Apr 21, 2021 Letters
I write to thank N. Sahadeo (KN Apr. 20) making reference to my name for my writings and in the appeal for politicians and the public to stop burying their head in the sand and to confront head on the ugly history of governance, public policy, and ethnic relations.
Sahadeo identified some critical issues that need commissions of inquiry being national service, Wismar Massacre, and the Indian Immigration (Cultural) Fund. There are many others. African and Indigenous issues must also be addressed. Successive governments since the restoration of democracy in October 1992 have not touched on these issues apparently viewing them as hot powder keg or just hoping they would go away. They have not gone and will not go away. The sooner these troubling grievances are tackled, the sooner there would be reconciliation and healing, and the sooner we can address national development challenges. Not addressing them is a powder keg in the face of politicians.
KN and other media should be applauded for allowing the public freedom to express their views on these critical issues that have been obstacles to improved ethnic relations and rapid development. KN is about the only media that provides absolute freedom of speech on very important subjects.
The issue of Indian Immigration Fund that was used without widespread consent and approval to build Burnham National Culture Centre has been repeatedly raised by Indian cultural organisations and rights activists. But there has not been much action on the debate with successive governments preferring to ignore the past in order to move — let the past be!

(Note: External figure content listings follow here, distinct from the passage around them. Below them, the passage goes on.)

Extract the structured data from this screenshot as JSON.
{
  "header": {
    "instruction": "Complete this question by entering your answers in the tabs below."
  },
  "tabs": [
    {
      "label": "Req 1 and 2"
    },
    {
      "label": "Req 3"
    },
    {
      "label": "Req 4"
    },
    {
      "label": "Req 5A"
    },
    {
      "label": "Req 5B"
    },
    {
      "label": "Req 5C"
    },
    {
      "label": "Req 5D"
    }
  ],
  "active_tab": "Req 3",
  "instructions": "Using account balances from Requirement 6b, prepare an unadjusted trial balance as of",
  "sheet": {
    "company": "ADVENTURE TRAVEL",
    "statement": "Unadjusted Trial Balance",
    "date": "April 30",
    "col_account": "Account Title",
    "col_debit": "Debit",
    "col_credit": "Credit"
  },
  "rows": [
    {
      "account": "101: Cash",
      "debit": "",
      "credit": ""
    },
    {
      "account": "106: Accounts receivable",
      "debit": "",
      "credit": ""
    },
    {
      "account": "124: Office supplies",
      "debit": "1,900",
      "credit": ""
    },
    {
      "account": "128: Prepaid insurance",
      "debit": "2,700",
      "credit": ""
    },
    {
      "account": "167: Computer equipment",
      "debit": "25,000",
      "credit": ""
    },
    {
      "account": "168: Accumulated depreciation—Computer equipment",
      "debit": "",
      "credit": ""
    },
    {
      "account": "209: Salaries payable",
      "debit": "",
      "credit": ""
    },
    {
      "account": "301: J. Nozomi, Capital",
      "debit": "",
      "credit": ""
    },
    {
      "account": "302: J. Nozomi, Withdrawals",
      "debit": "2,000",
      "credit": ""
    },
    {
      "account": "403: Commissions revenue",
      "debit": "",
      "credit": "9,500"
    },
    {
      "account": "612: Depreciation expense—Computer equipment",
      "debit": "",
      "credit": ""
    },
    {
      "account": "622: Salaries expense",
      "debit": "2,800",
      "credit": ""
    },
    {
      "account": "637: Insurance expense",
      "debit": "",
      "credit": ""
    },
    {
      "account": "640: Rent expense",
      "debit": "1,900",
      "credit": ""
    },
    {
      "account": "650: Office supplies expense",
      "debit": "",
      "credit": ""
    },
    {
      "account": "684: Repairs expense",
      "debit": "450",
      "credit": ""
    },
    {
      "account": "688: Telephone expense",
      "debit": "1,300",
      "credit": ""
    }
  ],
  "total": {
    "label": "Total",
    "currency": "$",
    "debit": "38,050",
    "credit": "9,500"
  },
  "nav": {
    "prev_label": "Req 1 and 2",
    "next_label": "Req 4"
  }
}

Sahadeo used very strong language penning that Burnham ‘stole the Indian cultural fund’ to build his cultural centre for his supporters. Burnham coerced the few Indians allied with him to redirect the private Indian Immigration fund for the construction of the national cultural centre. Every Indian cultural and religious organisation, save one, and almost every prominent Indian political leader, including Dr. Jagan, opposed the move. Many felt the money should have been used to construct mini Indian cultural centres in villages around the country that would directly serve the needs of communities. A national cultural centre in Georgetown would exclude communities that live away from town; over 90 percent of Indians have lived far distances from Georgetown and could not or would not access the national centre. There was and is no way that communities in Essequibo or Berbice or miles from Georgetown like West Coast or West Bank or Timehri would benefit from a cultural centre in the capital city. It was, therefore, unjust and unwise to use the Indian immigration cultural fund for construction of a national centre that would not benefit Indian communities whose inherited fund built that edifice.
The issue before the Indian community is whether to seek compensation from the government for the use and depletion of their national fund, especially that which was used without their voluntary consent and approval. Of course, any compensation would have to be in equivalent current dollar value which would probably amount to hundreds of millions if not billions in current dollars when interests are added to it.